Talbot coped by forming Gravenhurst. The name may suggest something out of Harry Potter, but it’s actually borrowed from a song title by Pullman, a late-’90s Tortoise side project Gale had been listening to. With Gravenhurst, Talbot used the light of Nick Drake’s solitary Pink Moon to navigate the self-recorded bedroom pop of 2002’s Internal Travels and 2003’s Flashlight Seasons. The latter was reissued by the Warp label, which signed Gravenhurst and recently released Fires In Distant Buildings.

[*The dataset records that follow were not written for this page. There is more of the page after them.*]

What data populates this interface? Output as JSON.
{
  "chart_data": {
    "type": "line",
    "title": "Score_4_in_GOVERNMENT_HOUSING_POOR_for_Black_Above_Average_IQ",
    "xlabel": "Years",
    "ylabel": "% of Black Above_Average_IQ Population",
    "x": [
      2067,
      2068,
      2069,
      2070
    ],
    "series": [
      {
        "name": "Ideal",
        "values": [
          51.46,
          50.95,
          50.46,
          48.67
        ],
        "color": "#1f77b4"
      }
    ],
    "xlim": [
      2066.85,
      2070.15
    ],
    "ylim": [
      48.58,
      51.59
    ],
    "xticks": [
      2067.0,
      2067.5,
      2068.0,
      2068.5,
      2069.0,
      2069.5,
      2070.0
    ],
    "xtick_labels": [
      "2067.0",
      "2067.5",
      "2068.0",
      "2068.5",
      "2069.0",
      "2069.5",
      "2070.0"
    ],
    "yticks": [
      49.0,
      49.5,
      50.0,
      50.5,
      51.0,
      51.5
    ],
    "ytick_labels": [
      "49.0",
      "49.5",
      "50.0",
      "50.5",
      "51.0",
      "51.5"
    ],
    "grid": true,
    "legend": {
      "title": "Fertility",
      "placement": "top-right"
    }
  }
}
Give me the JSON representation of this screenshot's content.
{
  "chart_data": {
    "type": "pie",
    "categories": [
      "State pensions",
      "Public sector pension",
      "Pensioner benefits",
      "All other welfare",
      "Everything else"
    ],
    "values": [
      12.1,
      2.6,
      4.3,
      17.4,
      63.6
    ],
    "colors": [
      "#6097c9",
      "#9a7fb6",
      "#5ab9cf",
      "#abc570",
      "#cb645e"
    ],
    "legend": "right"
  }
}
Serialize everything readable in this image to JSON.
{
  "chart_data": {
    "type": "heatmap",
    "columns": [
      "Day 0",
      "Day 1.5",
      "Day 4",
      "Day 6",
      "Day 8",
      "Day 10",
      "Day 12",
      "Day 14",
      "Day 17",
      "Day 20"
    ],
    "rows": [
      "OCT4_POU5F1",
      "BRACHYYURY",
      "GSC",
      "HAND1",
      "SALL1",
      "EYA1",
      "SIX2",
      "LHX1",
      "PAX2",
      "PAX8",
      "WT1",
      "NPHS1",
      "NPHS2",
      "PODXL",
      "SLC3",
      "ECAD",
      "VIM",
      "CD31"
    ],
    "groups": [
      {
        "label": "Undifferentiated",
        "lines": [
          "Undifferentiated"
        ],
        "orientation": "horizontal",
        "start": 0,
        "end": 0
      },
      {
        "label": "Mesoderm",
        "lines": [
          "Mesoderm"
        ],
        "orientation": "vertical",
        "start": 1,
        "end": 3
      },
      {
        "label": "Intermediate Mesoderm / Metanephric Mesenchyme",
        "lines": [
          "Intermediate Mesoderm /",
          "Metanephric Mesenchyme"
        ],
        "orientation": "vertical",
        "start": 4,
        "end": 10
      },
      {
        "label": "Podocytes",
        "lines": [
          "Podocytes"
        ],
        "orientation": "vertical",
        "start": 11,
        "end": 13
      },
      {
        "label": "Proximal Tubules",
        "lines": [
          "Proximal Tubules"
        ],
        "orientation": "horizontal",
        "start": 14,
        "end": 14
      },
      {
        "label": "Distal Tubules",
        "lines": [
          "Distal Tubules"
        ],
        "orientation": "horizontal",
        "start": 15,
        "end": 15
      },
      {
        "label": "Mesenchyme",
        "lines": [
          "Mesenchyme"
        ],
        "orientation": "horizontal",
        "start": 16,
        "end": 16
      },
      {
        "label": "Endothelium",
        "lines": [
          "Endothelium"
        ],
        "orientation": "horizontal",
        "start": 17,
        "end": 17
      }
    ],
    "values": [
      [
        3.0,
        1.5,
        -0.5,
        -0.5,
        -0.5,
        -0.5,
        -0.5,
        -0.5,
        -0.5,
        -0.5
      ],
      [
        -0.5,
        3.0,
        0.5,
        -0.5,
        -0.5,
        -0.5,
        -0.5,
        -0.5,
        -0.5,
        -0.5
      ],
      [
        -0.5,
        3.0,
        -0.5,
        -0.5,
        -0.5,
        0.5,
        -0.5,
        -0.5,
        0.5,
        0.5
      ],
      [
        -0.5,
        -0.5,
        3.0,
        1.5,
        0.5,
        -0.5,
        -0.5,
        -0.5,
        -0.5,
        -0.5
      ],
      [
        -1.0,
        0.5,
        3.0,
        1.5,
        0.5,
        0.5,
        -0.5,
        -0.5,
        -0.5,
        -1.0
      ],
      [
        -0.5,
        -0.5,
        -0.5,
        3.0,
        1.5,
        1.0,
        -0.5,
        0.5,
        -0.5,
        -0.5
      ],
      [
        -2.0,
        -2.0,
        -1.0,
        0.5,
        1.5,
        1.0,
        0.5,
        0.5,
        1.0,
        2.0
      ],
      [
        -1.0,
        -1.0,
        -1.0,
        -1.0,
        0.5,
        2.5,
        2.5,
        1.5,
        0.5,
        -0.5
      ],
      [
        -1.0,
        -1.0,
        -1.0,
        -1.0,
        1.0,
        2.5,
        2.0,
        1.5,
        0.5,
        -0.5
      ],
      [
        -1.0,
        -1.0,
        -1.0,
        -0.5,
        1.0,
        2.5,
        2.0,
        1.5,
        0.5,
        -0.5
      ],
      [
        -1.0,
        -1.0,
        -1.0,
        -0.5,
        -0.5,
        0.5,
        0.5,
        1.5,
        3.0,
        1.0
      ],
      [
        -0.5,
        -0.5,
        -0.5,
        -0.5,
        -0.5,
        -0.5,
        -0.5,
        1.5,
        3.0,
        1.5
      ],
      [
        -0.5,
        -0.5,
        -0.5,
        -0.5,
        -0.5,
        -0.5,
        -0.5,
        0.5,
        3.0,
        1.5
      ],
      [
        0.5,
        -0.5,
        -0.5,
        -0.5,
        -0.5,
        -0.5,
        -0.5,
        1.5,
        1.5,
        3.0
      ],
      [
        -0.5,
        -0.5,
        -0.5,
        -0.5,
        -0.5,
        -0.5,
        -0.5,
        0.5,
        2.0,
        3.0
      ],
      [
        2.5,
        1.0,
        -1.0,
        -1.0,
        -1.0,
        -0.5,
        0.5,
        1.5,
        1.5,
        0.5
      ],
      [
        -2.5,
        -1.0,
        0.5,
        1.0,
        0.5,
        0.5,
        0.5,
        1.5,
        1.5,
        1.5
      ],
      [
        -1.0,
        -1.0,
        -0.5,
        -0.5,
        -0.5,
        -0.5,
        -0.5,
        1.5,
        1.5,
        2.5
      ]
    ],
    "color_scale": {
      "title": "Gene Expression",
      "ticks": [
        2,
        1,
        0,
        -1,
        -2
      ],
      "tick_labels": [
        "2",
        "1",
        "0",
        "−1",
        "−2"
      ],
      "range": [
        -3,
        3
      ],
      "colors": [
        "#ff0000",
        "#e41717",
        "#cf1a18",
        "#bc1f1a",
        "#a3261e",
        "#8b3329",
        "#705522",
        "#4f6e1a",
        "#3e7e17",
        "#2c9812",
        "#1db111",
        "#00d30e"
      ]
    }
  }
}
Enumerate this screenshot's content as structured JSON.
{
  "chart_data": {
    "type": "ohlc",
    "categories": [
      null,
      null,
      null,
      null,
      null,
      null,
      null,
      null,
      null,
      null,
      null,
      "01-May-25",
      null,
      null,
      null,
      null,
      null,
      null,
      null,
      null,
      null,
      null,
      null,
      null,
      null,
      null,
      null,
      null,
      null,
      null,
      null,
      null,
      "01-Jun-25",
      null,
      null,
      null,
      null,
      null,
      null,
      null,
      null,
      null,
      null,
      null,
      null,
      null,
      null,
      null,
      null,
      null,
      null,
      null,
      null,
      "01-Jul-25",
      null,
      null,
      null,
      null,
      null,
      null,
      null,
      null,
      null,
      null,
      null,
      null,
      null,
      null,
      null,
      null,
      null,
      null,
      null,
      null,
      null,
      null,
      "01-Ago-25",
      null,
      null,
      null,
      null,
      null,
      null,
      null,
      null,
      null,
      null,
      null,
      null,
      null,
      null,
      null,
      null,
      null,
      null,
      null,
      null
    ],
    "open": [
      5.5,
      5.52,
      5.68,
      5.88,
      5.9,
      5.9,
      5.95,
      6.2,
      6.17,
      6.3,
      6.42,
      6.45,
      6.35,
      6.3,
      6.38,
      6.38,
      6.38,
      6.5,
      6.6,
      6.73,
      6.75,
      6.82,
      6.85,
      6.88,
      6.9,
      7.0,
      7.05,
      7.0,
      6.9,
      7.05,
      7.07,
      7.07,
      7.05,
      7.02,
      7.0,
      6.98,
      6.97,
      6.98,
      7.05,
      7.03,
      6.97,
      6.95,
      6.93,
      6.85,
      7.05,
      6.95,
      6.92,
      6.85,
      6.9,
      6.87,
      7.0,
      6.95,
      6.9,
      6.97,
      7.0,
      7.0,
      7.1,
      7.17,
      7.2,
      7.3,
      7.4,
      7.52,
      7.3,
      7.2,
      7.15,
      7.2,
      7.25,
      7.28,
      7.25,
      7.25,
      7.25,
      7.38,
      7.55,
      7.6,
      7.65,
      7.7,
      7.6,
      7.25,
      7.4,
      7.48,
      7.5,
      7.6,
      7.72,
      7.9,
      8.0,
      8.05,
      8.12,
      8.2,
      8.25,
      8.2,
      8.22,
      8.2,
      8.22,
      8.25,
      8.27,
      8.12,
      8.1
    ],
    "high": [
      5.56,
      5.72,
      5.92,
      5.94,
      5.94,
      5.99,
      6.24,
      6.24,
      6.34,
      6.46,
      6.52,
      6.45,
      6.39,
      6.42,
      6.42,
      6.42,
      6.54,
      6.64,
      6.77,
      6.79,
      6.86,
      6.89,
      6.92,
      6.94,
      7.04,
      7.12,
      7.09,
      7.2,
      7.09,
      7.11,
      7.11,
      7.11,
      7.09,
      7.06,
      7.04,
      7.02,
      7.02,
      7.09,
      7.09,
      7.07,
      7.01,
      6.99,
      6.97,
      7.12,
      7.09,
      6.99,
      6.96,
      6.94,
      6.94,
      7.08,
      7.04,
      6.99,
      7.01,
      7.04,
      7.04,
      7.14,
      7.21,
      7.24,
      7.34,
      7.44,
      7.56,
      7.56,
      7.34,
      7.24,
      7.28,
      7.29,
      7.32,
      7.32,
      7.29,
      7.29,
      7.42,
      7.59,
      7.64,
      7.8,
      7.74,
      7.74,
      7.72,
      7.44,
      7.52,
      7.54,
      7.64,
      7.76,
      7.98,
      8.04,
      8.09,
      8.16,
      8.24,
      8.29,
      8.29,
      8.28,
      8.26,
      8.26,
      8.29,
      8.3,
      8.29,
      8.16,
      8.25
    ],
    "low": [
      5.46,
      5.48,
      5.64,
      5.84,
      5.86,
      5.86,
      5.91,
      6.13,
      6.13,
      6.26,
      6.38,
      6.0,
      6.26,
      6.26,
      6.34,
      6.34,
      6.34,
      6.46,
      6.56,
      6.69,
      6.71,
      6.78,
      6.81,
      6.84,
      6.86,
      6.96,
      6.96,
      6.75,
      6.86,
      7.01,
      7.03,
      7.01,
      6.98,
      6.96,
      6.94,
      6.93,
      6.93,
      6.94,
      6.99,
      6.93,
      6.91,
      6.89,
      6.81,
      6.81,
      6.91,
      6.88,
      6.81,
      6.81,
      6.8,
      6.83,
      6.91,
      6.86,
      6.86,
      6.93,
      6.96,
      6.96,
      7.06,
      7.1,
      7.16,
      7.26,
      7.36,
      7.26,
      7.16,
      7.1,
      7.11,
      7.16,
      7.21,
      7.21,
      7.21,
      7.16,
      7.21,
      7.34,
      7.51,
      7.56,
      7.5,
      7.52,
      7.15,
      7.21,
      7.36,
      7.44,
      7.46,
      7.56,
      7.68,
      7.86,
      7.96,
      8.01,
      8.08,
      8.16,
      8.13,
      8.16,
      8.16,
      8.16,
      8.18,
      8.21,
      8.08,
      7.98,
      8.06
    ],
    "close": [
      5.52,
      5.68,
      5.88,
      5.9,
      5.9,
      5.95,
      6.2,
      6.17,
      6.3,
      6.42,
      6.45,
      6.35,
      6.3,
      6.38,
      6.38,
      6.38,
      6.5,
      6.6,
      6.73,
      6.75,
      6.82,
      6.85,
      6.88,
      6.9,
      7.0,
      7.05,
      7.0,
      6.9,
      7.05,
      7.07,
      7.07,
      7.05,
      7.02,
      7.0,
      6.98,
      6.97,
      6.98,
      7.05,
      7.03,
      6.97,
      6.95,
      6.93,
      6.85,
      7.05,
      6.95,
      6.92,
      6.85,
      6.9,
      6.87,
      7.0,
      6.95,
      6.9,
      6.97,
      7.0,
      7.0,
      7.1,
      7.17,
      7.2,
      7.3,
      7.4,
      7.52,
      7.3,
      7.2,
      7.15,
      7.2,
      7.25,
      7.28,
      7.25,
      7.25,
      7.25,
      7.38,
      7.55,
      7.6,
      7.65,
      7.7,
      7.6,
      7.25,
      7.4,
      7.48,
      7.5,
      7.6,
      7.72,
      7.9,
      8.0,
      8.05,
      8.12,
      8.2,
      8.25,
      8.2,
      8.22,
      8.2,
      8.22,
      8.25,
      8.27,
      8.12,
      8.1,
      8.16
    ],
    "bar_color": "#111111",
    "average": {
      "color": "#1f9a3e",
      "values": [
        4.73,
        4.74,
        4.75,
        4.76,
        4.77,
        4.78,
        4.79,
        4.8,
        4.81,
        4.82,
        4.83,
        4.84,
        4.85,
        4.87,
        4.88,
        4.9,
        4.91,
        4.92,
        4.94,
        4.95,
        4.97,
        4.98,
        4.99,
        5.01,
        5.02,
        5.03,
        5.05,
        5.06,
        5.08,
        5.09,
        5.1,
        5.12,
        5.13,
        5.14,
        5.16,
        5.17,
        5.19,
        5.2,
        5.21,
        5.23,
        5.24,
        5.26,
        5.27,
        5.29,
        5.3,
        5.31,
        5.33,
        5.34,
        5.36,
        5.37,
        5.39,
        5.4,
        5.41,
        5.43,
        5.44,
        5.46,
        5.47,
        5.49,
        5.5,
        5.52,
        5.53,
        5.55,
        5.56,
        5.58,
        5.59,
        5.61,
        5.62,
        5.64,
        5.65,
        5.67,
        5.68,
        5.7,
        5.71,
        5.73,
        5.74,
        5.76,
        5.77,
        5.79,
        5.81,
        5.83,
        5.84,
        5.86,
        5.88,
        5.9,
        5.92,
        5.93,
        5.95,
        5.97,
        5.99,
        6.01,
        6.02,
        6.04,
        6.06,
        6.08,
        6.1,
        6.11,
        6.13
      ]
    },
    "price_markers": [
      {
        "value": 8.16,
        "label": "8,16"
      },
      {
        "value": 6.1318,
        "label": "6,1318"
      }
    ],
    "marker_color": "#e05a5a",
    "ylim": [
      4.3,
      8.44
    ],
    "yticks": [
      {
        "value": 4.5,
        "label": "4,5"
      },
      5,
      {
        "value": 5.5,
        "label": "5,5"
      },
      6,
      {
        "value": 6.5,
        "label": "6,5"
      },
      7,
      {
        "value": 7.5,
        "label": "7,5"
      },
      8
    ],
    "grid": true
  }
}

The album is a massive amplification of Talbot’s downer folk/pop. With its mammoth guitar-riff crescendos and hypnotic krautrock rhythms, Fires is a proud sonic cathedral on par with recent constructions by Mogwai and M83. The album’s closer, a cover of the Kinks’ “See My Friends,” takes the song on a nine-minute trip with the Velvet Underground and Spacemen 3 as tour guides. Twee-pop trainspotters will note Talbot’s choirboy-vocal resemblance to Robert Wratten (Trembling Blue Stars, Field Mice), but Belle And Sebastian’s Stuart Murdoch is another apt comparison.
“I’d love to be able to pull off the chilling scream Bob Mould has on Beaster,” says Talbot. “My singing style came out of being into Simon & Garfunkel and really not wanting to sing at all. My favorite singer is Sandy Denny. I’m really into pop music, and I don’t want to lose that.”